Pour cela, la gauche doit regarder son échec en face. Elle doit affronter la déception qu'elle a engendré. Elle doit renouer avec tous ceux et celles qui l'ont abandonnée parce qu'elle les a abandonnés.
La dispersion des voix n'est pas une explication suffisante. S'en tenir là serait une insulte aux électeurs et électrices. Si la "gauche plurielle" a été sanctionnée, c'est pour des raisons beaucoup plus profondes : ses abandons, son refus d'entendre le peuple, son refus de s'attaquer au cur du système, à la puissance de l'argent, à une Europe du recul social.

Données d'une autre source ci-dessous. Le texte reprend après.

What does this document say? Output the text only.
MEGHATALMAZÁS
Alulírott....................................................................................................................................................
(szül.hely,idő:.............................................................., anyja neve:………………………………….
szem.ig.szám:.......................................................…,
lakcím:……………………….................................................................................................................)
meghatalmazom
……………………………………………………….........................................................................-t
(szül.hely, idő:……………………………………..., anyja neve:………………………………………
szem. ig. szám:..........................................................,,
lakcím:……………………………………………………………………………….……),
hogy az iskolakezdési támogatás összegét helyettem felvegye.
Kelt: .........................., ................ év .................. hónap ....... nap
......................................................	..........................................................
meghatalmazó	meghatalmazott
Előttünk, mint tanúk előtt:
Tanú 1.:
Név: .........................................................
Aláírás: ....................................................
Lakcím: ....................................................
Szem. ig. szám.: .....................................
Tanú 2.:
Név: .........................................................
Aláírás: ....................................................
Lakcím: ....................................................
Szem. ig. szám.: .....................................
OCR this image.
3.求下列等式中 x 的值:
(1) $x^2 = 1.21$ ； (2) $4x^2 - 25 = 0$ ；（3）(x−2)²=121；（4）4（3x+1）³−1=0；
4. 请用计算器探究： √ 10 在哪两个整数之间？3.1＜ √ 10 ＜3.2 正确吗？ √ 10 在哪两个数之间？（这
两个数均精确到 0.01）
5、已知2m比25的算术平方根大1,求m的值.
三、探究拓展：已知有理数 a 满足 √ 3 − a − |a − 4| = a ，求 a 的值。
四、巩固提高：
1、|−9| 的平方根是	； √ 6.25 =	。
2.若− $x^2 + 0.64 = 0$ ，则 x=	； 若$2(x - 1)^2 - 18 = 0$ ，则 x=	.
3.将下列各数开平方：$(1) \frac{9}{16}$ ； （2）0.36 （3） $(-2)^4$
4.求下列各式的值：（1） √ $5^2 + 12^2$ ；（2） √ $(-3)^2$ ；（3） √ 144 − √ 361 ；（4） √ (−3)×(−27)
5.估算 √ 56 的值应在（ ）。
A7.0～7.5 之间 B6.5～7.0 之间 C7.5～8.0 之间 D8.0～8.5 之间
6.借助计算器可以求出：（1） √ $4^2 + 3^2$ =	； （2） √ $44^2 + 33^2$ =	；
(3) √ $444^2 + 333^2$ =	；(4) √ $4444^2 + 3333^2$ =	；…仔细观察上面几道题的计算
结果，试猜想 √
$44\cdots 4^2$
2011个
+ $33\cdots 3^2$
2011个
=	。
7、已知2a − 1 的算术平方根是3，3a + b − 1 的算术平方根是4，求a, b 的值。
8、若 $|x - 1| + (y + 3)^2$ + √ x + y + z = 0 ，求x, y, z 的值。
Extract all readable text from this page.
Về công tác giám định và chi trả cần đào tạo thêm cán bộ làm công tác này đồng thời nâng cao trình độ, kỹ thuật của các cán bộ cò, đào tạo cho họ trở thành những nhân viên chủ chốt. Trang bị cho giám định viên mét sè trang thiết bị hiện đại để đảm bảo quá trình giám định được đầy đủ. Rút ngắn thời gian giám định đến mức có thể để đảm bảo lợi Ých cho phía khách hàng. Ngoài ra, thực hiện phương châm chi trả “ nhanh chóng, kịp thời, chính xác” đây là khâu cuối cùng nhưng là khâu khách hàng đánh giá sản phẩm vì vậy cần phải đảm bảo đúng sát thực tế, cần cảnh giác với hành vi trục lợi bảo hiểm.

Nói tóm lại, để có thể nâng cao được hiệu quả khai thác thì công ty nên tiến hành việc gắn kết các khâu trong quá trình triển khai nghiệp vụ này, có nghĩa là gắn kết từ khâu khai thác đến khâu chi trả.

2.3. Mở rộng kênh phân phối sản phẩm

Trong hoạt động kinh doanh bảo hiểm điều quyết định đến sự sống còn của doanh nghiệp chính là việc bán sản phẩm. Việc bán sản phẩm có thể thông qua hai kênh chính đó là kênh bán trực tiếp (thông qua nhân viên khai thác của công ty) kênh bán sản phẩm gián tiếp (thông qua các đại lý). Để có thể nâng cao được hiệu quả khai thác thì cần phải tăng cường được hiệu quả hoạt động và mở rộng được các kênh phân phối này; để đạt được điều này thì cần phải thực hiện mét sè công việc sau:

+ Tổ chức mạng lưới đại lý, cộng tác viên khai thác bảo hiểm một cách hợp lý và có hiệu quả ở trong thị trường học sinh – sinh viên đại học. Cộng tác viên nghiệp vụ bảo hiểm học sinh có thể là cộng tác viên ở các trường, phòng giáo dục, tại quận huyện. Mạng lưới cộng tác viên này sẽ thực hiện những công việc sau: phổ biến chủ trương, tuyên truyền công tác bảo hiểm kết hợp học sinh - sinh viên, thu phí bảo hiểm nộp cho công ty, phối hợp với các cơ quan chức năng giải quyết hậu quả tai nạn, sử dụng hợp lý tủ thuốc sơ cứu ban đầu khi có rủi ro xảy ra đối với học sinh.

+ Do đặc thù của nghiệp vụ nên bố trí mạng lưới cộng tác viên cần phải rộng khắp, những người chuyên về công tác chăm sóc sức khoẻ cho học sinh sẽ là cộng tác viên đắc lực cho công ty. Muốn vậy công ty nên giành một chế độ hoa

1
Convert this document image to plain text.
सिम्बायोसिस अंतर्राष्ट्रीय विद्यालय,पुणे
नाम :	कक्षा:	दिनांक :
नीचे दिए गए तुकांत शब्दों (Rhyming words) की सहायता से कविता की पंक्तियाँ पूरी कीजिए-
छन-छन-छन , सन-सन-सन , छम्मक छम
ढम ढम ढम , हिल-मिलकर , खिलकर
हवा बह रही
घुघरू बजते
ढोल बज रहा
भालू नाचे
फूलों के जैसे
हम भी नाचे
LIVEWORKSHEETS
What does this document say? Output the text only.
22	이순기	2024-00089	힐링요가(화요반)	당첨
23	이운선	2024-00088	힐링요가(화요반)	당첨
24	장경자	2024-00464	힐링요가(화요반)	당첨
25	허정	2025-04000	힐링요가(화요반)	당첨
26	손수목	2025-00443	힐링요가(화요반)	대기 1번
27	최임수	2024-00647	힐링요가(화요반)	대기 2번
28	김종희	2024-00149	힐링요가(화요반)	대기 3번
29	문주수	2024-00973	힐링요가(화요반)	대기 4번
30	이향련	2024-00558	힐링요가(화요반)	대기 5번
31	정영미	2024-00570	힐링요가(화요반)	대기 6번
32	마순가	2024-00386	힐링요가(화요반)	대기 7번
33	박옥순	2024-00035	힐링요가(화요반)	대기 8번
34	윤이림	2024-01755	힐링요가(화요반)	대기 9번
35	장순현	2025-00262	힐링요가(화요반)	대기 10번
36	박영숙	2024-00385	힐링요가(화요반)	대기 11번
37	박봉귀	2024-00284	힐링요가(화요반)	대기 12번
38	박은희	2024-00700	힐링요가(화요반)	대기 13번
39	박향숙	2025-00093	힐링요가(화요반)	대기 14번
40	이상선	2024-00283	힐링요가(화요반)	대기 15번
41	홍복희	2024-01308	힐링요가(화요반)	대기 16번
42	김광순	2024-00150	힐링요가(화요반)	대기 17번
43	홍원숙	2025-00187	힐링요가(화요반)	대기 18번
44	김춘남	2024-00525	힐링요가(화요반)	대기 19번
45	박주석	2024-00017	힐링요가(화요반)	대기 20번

Dans cet échec, le Parti communiste a sa part. Et nous ne fuirons pas nos responsabilités en rejetant la faute sur les autres. Les communistes ne reculeront pas, ils ont envie d'aller jusqu'au bout de la réflexion critique nécessaire. Nous devons retrouver le chemin de ceux et celles qui sont notre raison d'être, le plus grand nombre : les salariés, les ouvriers, celles et ceux qui sont touchés par la précarité et l'exclusion, les jeunes qui voient leur avenir bouché, ceux et celles qui pensent que nous nous étions éloignés d'eux. Nous devons retrouver le chemin de ceux qui pensent que nous sommes devenus un parti " comme les autres " en portant plus haut nos valeurs sans crainte d'être à contre-courant. Il nous faut retrouver le chemin de celles et ceux qui pensent que nous sommes devenus simplement l'aile gauche de la social démocratie, en portant plus haut notre idéal communiste. Je garde en mémoire cette parole d'une femme de la cité du Moulin Neuf à quelques lieues d'ici : "Madame Buffet, il faut que vous soyez plus avec nous sur le terrain, il faut de nouveau que vous nous fassiez rêver". Il y a des pierres dans notre jardin. Le message est entendu. Je l'ai entendu et je suis décidée à assumer les remises en cause nécessaires.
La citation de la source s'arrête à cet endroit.